Tuesday, March 1, 2011

It’s Still Photography

I’ve been teaching photography in various classes since graduate school in the 1970s. It has changed a lot since then, and it has stayed the same. I’m most interested in the part that has stayed the same.

No matter whether it’s digital or film, no matter whether it’s a point-and-shoot or single-lens reflex, we still have to compose the picture and choose the instant to press the button. When it comes to my new Visual Communication class, it’s this process that I most want to teach, and I believe for beginning photographers it’ll be simpler to eliminate as much of the technical side as possible.

One of my favorite assignments in a grad school photo class was to construct and use a pinhole camera. As I recall, we used a cardboard box and the “lens” was a thin disc of soft metal with a tiny hole punched in it using a needle. We put 4- by 5-inch negative film into place in the back of the box (in a darkroom, of course), sealed the small box shut so it would be light-safe, and covered the pinhole with tape. By trial and error, we learned the proper length of exposure, and we took a lot of interesting pictures. The point of the exercise was that photographic equipment doesn’t have to be complicated. At the same time, we were being encouraged to visualize a shot before we made it, without even having the benefit of a viewfinder.

I don’t intend to make students in my new Visual Communication class make pinhole cameras, but I do want them to concentrate on the outcome, and not the process, as much as possible. So we’ll use the same Kodak Zi8 video cameras that we have bought for learning video. These small devices look like cell phones and can be used to take still photographs. We’ll use Photoshop or Google’s Picassa to learn about pixels and resolution, and we’ll create slideshows to learn about how a group of photographs can work together to tell the story of an event.

We’ll talk about visual variety. By that I mean how it’s the photographer’s job to think about variety in terms of the types of subjects, whether the photo is horizontal or vertical, whether it’s a close-up, medium shot, or an overall shot. Overall shots set the scene. Medium shots tell the story, and close-ups add drama or detail. A series of medium shots tends to be boring, because the subjects’ size and framing are similar. A combination of overall, medium and close-up shots – along with a variety of subjects – will work to tell the bigger story and be more visually interesting.

Since our cameras have only crummy digital zooms, we will zoom with our feet.
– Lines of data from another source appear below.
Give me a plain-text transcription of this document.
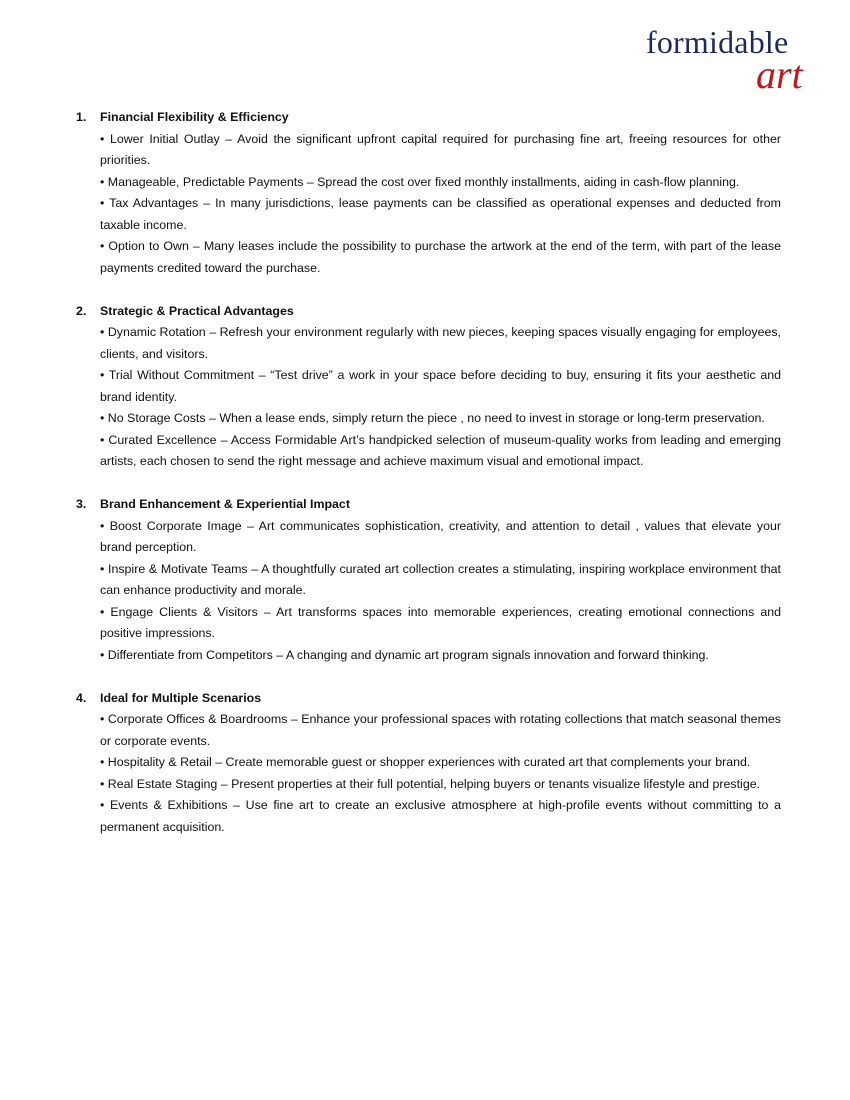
formidable
art
1.	Financial Flexibility & Efficiency
• Lower Initial Outlay – Avoid the significant upfront capital required for purchasing fine art, freeing resources for other priorities.
• Manageable, Predictable Payments – Spread the cost over fixed monthly installments, aiding in cash-flow planning.
• Tax Advantages – In many jurisdictions, lease payments can be classified as operational expenses and deducted from taxable income.
• Option to Own – Many leases include the possibility to purchase the artwork at the end of the term, with part of the lease payments credited toward the purchase.
2.	Strategic & Practical Advantages
• Dynamic Rotation – Refresh your environment regularly with new pieces, keeping spaces visually engaging for employees, clients, and visitors.
• Trial Without Commitment – “Test drive” a work in your space before deciding to buy, ensuring it fits your aesthetic and brand identity.
• No Storage Costs – When a lease ends, simply return the piece , no need to invest in storage or long-term preservation.
• Curated Excellence – Access Formidable Art’s handpicked selection of museum-quality works from leading and emerging artists, each chosen to send the right message and achieve maximum visual and emotional impact.
3.	Brand Enhancement & Experiential Impact
• Boost Corporate Image – Art communicates sophistication, creativity, and attention to detail , values that elevate your brand perception.
• Inspire & Motivate Teams – A thoughtfully curated art collection creates a stimulating, inspiring workplace environment that can enhance productivity and morale.
• Engage Clients & Visitors – Art transforms spaces into memorable experiences, creating emotional connections and positive impressions.
• Differentiate from Competitors – A changing and dynamic art program signals innovation and forward thinking.
4.	Ideal for Multiple Scenarios
• Corporate Offices & Boardrooms – Enhance your professional spaces with rotating collections that match seasonal themes or corporate events.
• Hospitality & Retail – Create memorable guest or shopper experiences with curated art that complements your brand.
• Real Estate Staging – Present properties at their full potential, helping buyers or tenants visualize lifestyle and prestige.
• Events & Exhibitions – Use fine art to create an exclusive atmosphere at high-profile events without committing to a permanent acquisition.
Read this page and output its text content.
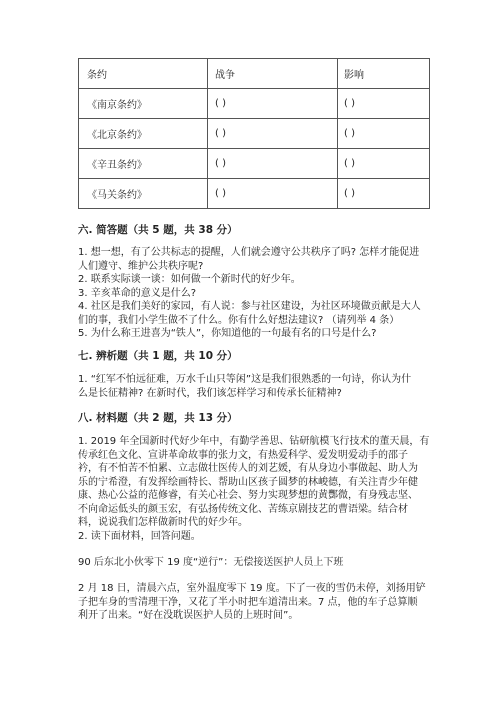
条约	战争	影响
《南京条约》	( )	( )
《北京条约》	( )	( )
《辛丑条约》	( )	( )
《马关条约》	( )	( )
六. 简答题（共 5 题，共 38 分）

1. 想一想，有了公共标志的提醒，人们就会遵守公共秩序了吗? 怎样才能促进

人们遵守、维护公共秩序呢?

2. 联系实际谈一谈：如何做一个新时代的好少年。

3. 辛亥革命的意义是什么?

4. 社区是我们美好的家园，有人说：参与社区建设，为社区环境做贡献是大人

们的事，我们小学生做不了什么。你有什么好想法建议? （请列举 4 条）

5. 为什么称王进喜为“铁人”，你知道他的一句最有名的口号是什么?

七. 辨析题（共 1 题，共 10 分）

1. “红军不怕远征难，万水千山只等闲”这是我们很熟悉的一句诗，你认为什

么是长征精神? 在新时代，我们该怎样学习和传承长征精神?

八. 材料题（共 2 题，共 13 分）

1. 2019 年全国新时代好少年中，有勤学善思、钻研航模飞行技术的董天晨，有

传承红色文化、宣讲革命故事的张力文，有热爱科学、爱发明爱动手的邵子

衿，有不怕苦不怕累、立志做壮医传人的刘艺媛，有从身边小事做起、助人为

乐的宁希澄，有发挥绘画特长、帮助山区孩子圆梦的林峻德，有关注青少年健

康、热心公益的范修睿，有关心社会、努力实现梦想的黄酆微，有身残志坚、

不向命运低头的颜玉宏，有弘扬传统文化、苦练京剧技艺的曹语梁。结合材

料，说说我们怎样做新时代的好少年。

2. 读下面材料，回答问题。

90 后东北小伙零下 19 度“逆行”：无偿接送医护人员上下班

2 月 18 日，清晨六点，室外温度零下 19 度。下了一夜的雪仍未停，刘扬用铲

子把车身的雪清理干净，又花了半小时把车道清出来。7 点，他的车子总算顺

利开了出来。“好在没耽误医护人员的上班时间”。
For overall shots, we’ll have to walk away to a distance that allows us to include as much of the scene as possible. For medium shots, we’ll have to control the distance to emphasize the subject and crop out unnecessary parts of the scene. For close-ups, we’ll have to be a foot or so away. But taking the photo will be as simple as composing on the LCD screen and pressing the big red button while holding the camera still.

When I’ve taught layout and design from a newspaper/magazine standpoint for the past several decades, I’ve always included a unit in photography. Mostly, that involved studying examples of photographs for the qualities that made them successful, and then structuring assignments where students used sets of photographs to do photo layouts. The aim was never to make them photographers. I wanted to teach them how to use photos made by others. The idea was to make them aware of what a photographer goes through to take a picture, and to give them the ability as an editor to be part of the conversation on projects involving a team of photographers, writers, designers, and other editors.

This new class will have to go a step further, to teach them basic skills so that they can be cross-trained at using a camera to capture still photographs to accompany multimedia stories. As they go on to more advanced classes in our curriculum, or work on the student newspaper, they’ll have opportunities to use more sophisticated equipment. Students today need this sort of cross-training to produce content for the web; they often won’t be depending on someone else to press the button.

The other helpful aspect of this unit on photography is that it can be a natural bridge into the more complex process of shooting and editing video. Video adds the problems of motion and sound, but much of the visual aspect is the same as still photography: looking for variety in subjects and using overall, medium and close-up shots, for instance.

If you’re an educator, how do you use still photography in your visual communication classes?